Banyak pegorbanan yanng telah ku lakukan, but I got
nothing... Namun, aku malah menemukan hikmah dalam hal ini. This is called the
power of positif thinking. Mata hatiku terbuka oleh dua hal pelajaran. Yang
masing-masing berkaitan dengan DIRI.
Pertama, aku tersadar oleh kualitas dari integritas pada
diri ini. Jadi, ceritanya tu aku berusaha menawarkan tiket seminar kemana-mana.
Awalnya sekedar tantangan, maklum habis ikut seminar motivasi Mr. Yunsirno. Aku
semangat banget, karena aku punya target bisa menjual 20 tiket dengan Hadiah
gratis tiket plus buku Setia FurQon. Wih...aku sampai membuat list nama-nama
target untuk ditawarkan tiket beserta strategi-strateginya. Kebanyakan dari
mereka adalah kawan-kawan diluar kampus, karena aku bisa bayangkan tanggapan
anak JeELKa* bagaimana. Tapi aku tetap menawarkannya kepada mereka sebagai
suatu ikhtiar. Bahkan aku menawarkan kepada abangku yang paling Jenius** itu.

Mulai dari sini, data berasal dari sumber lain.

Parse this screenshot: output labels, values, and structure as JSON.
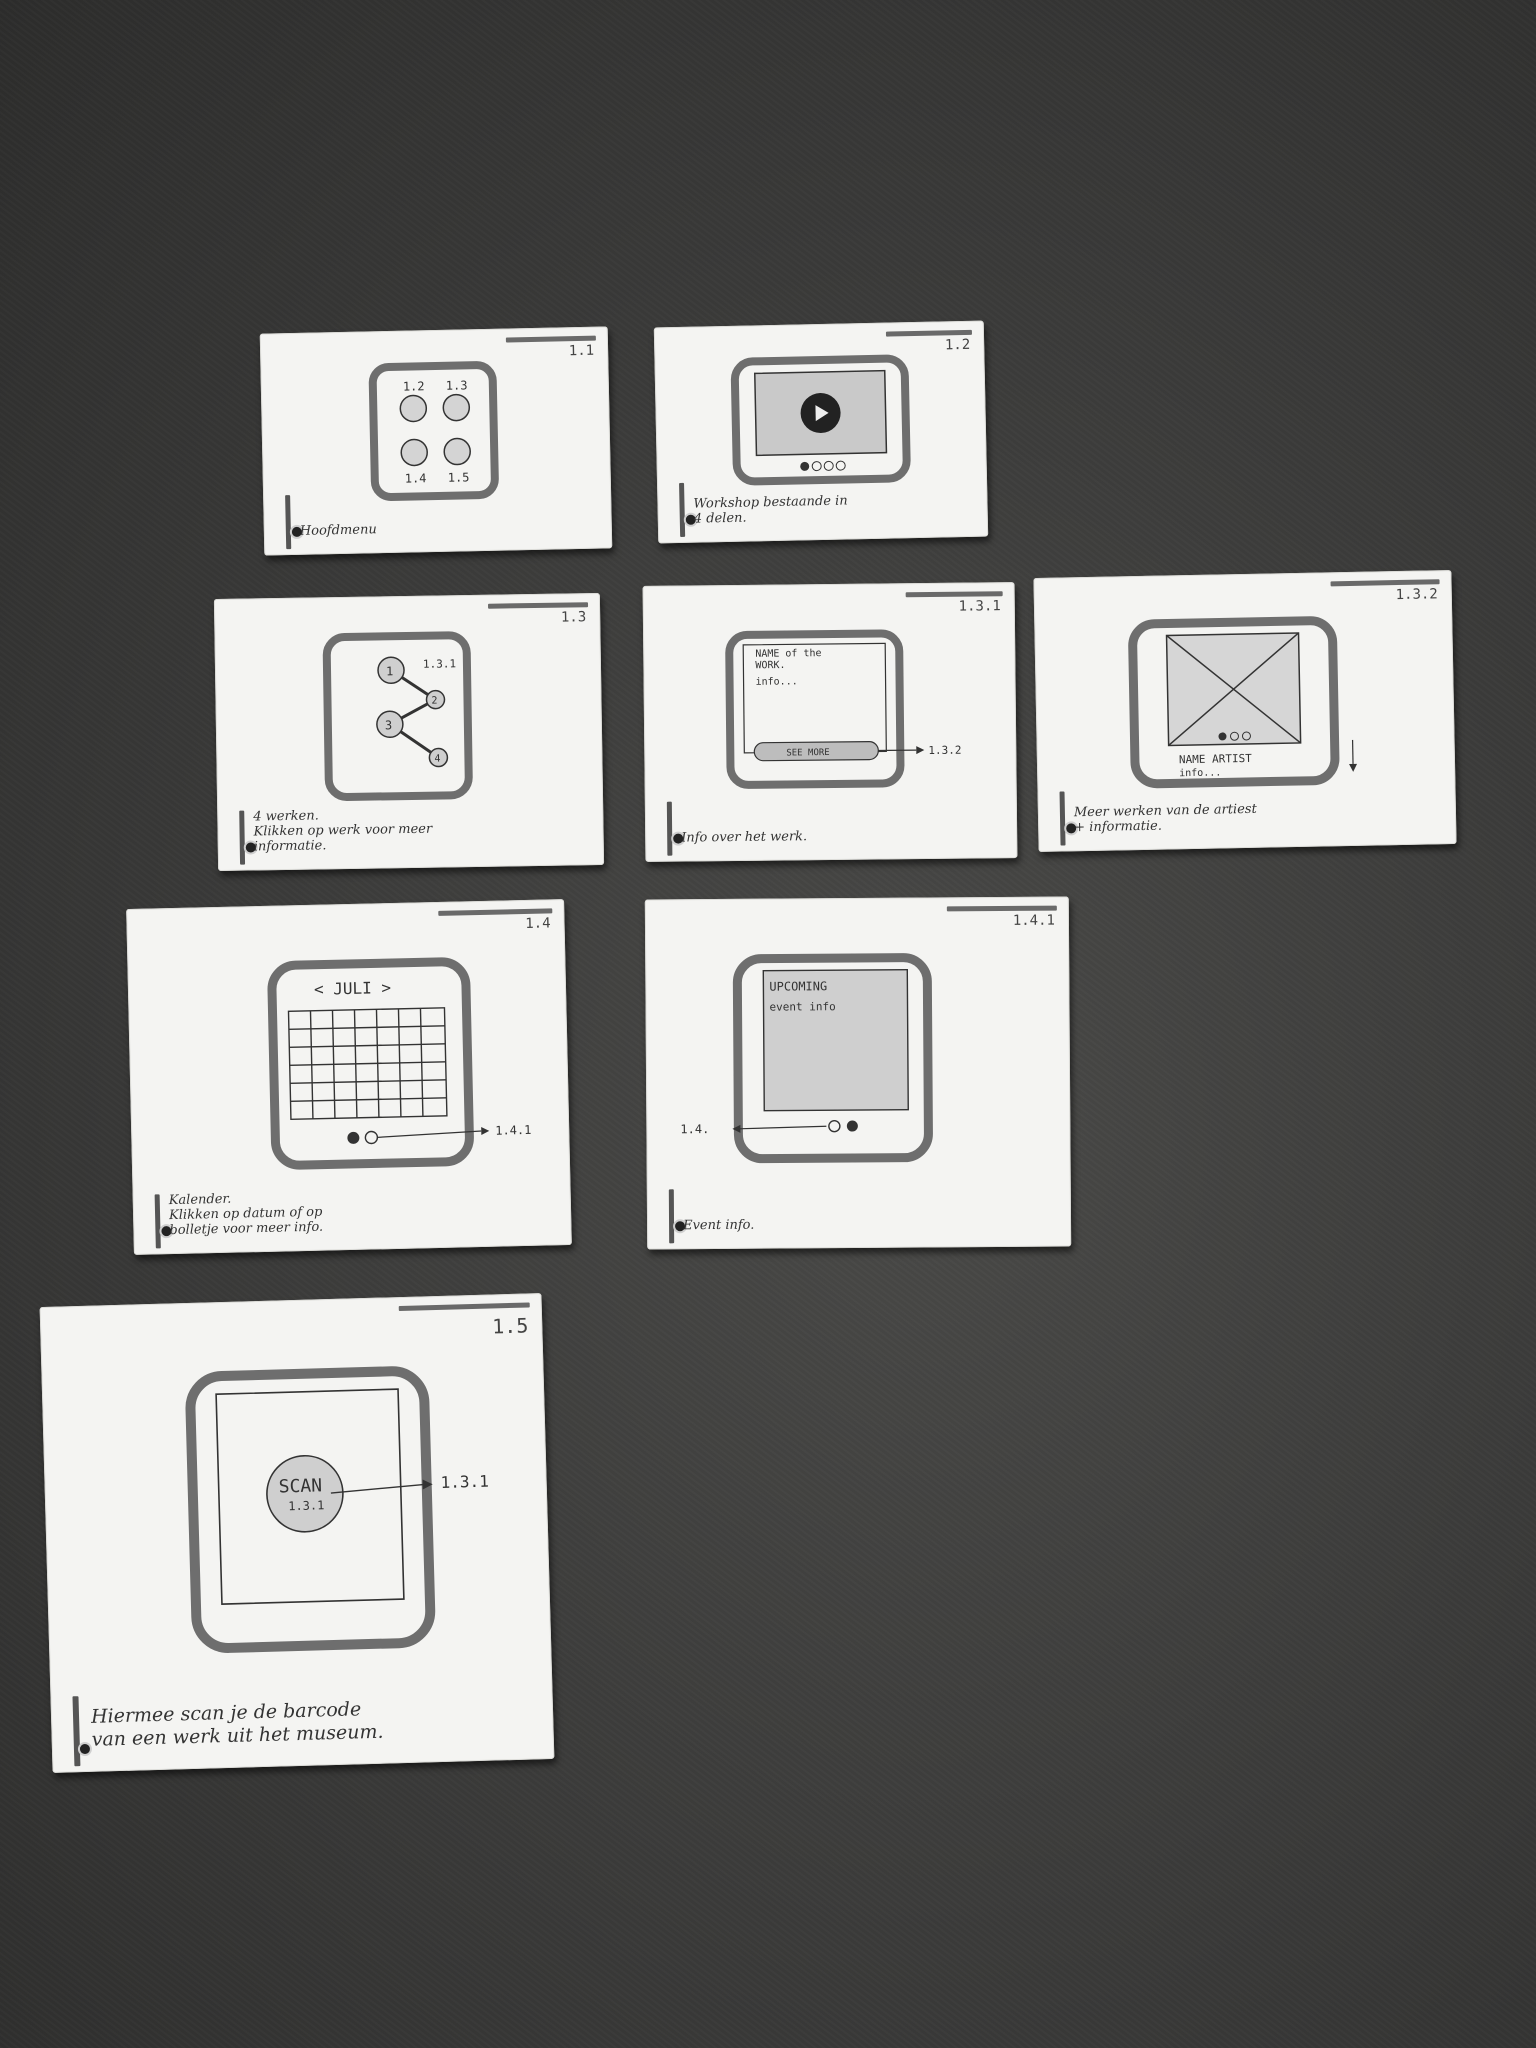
{
  "cards": [
    {
      "id": "1.1",
      "caption": "Hoofdmenu",
      "icons": [
        "1.2",
        "1.3",
        "1.4",
        "1.5"
      ]
    },
    {
      "id": "1.2",
      "caption": "Workshop bestaande in\n4 delen."
    },
    {
      "id": "1.3",
      "caption": "4 werken.\nKlikken op werk voor meer\ninformatie.",
      "nodes": [
        "1",
        "2",
        "3",
        "4"
      ],
      "link": "1.3.1"
    },
    {
      "id": "1.3.1",
      "caption": "Info over het werk.",
      "title": "NAME of the\nWORK.",
      "info": "info...",
      "button": "SEE MORE",
      "link": "1.3.2"
    },
    {
      "id": "1.3.2",
      "caption": "Meer werken van de artiest\n+ informatie.",
      "name": "NAME ARTIST",
      "info": "info..."
    },
    {
      "id": "1.4",
      "caption": "Kalender.\nKlikken op datum of op\nbolletje voor meer info.",
      "month": "< JULI >",
      "link": "1.4.1"
    },
    {
      "id": "1.4.1",
      "caption": "Event info.",
      "heading": "UPCOMING",
      "info": "event info",
      "link": "1.4."
    },
    {
      "id": "1.5",
      "caption": "Hiermee scan je de barcode\nvan een werk uit het museum.",
      "button": "SCAN",
      "button_sub": "1.3.1",
      "link": "1.3.1"
    }
  ]
}
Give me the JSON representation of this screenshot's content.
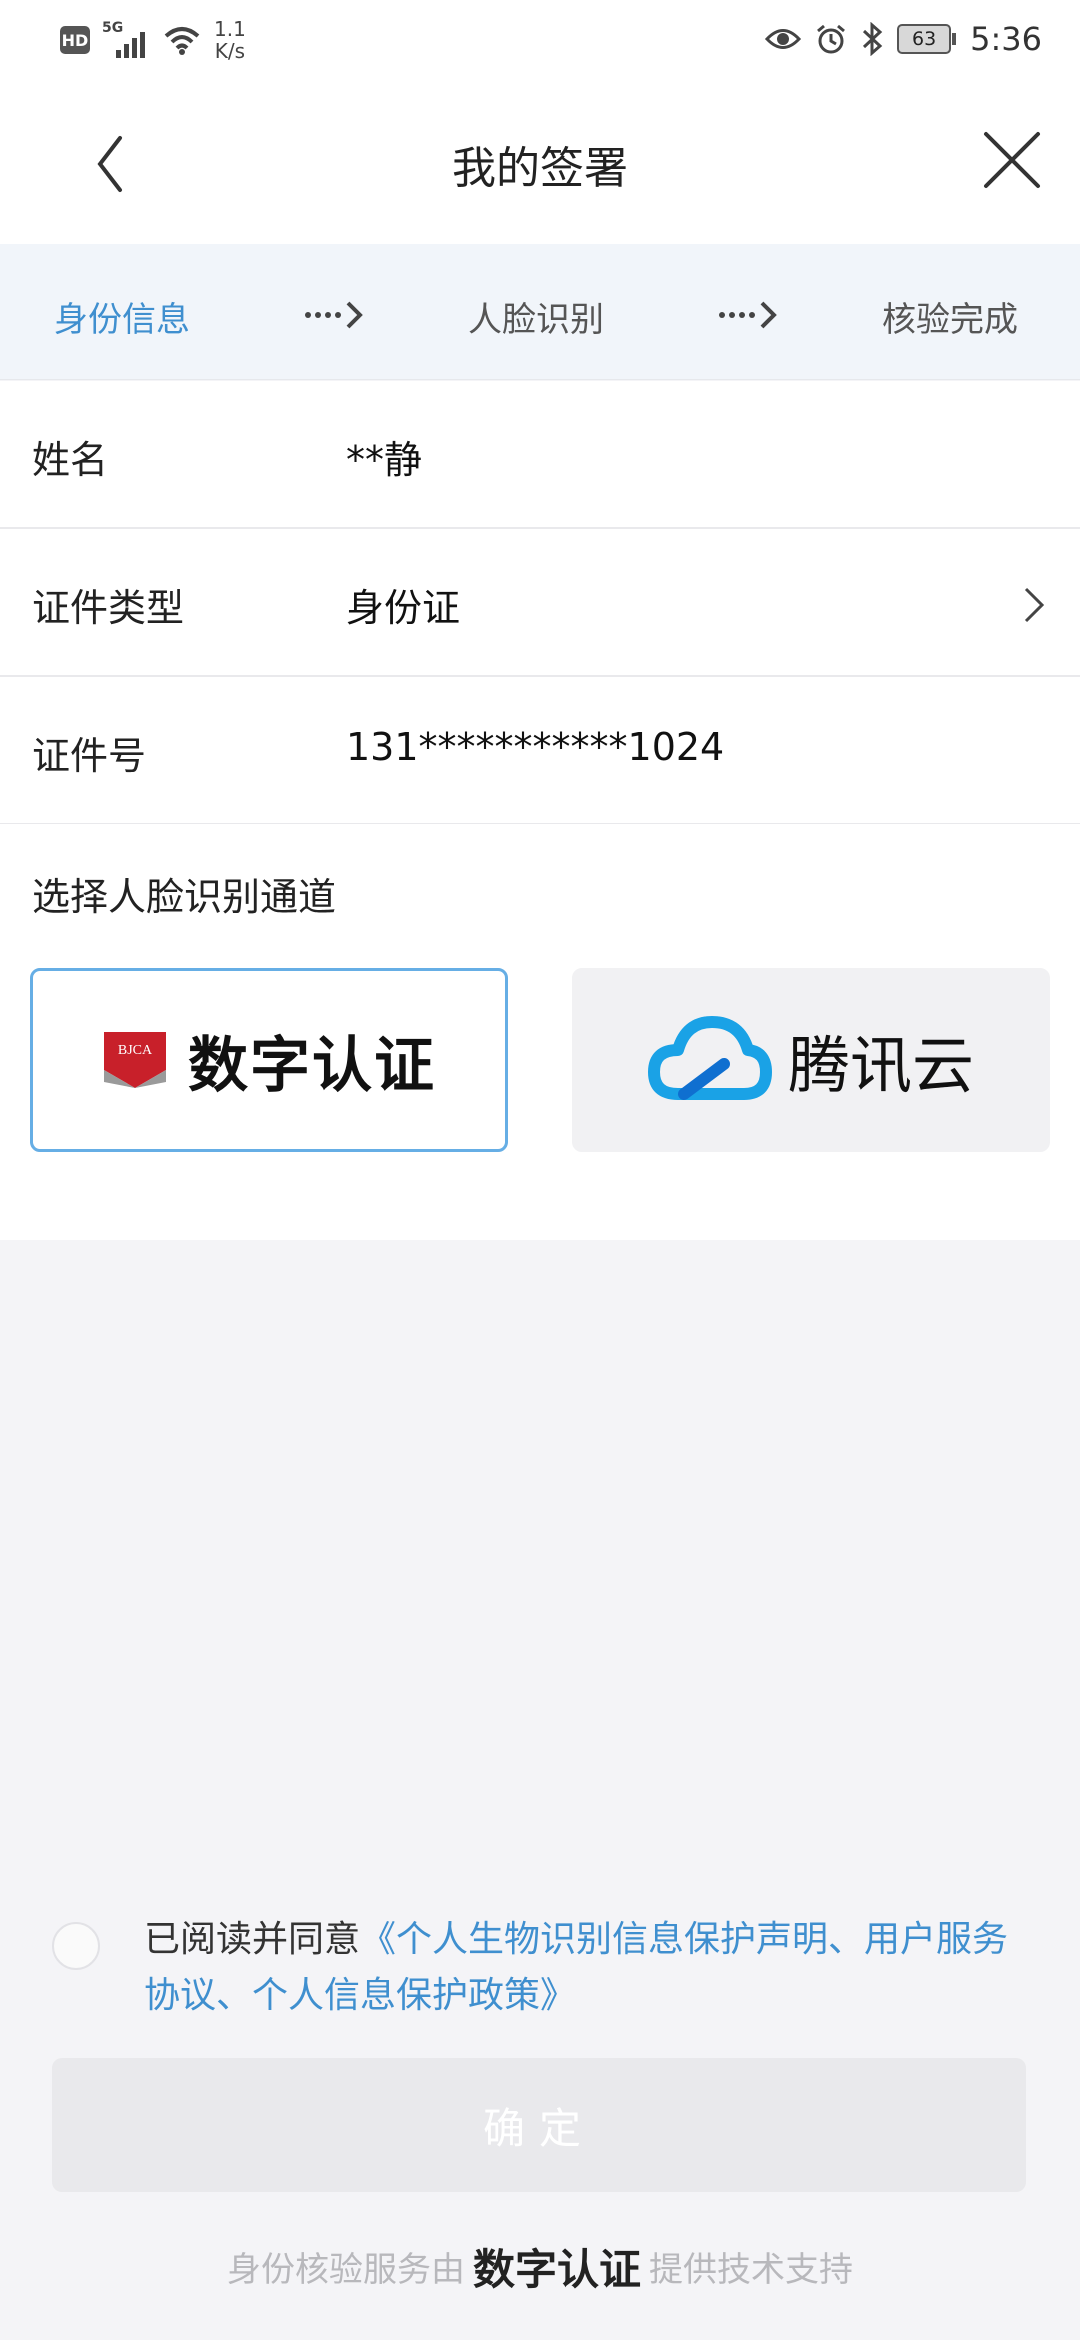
{
  "status_bar": {
    "hd": "HD",
    "network": "5G",
    "speed_value": "1.1",
    "speed_unit": "K/s",
    "battery": "63",
    "time": "5:36",
    "icons": [
      "eye-icon",
      "alarm-icon",
      "bluetooth-icon"
    ]
  },
  "nav": {
    "title": "我的签署",
    "back_icon": "chevron-left-icon",
    "close_icon": "close-icon"
  },
  "steps": {
    "items": [
      {
        "label": "身份信息",
        "active": true
      },
      {
        "label": "人脸识别",
        "active": false
      },
      {
        "label": "核验完成",
        "active": false
      }
    ],
    "arrow_icon": "dotted-arrow-icon"
  },
  "form": {
    "rows": [
      {
        "label": "姓名",
        "value": "**静"
      },
      {
        "label": "证件类型",
        "value": "身份证"
      },
      {
        "label": "证件号",
        "value": "131***********1024"
      }
    ]
  },
  "channel": {
    "title": "选择人脸识别通道",
    "options": [
      {
        "logo_text": "BJCA",
        "name": "数字认证",
        "selected": true
      },
      {
        "name": "腾讯云",
        "selected": false
      }
    ]
  },
  "agreement": {
    "prefix": "已阅读并同意",
    "link": "《个人生物识别信息保护声明、用户服务协议、个人信息保护政策》",
    "checked": false
  },
  "confirm": {
    "label": "确定"
  },
  "footer": {
    "prefix": "身份核验服务由",
    "brand": "数字认证",
    "suffix": "提供技术支持"
  },
  "colors": {
    "accent": "#3f8fcf",
    "selected_border": "#66aee5",
    "bjca_red": "#c8202a",
    "tencent_blue": "#1aa2e6",
    "disabled_button": "#e9e9ec"
  }
}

Bukannya menunjukkan keinginan, malah kebanyakan mereka melempar opini negatif.
“Buat apa ikut seminar itu, buat memperkarya Setia Furqon?,” kata seorang teman
berinisial M.E.Y. Tapi, bukan Diriku namanya kalau menyerah.
Usahaku tak sampai disitu, aku bahkan kelupaan
mengerjakan tugas kuliyah saking sibuk promosi. Dosen mata kuliyah Jurnalistik
Radio itu hanya memberi tatapan yang menyirat bahwa aku benar-benar salah.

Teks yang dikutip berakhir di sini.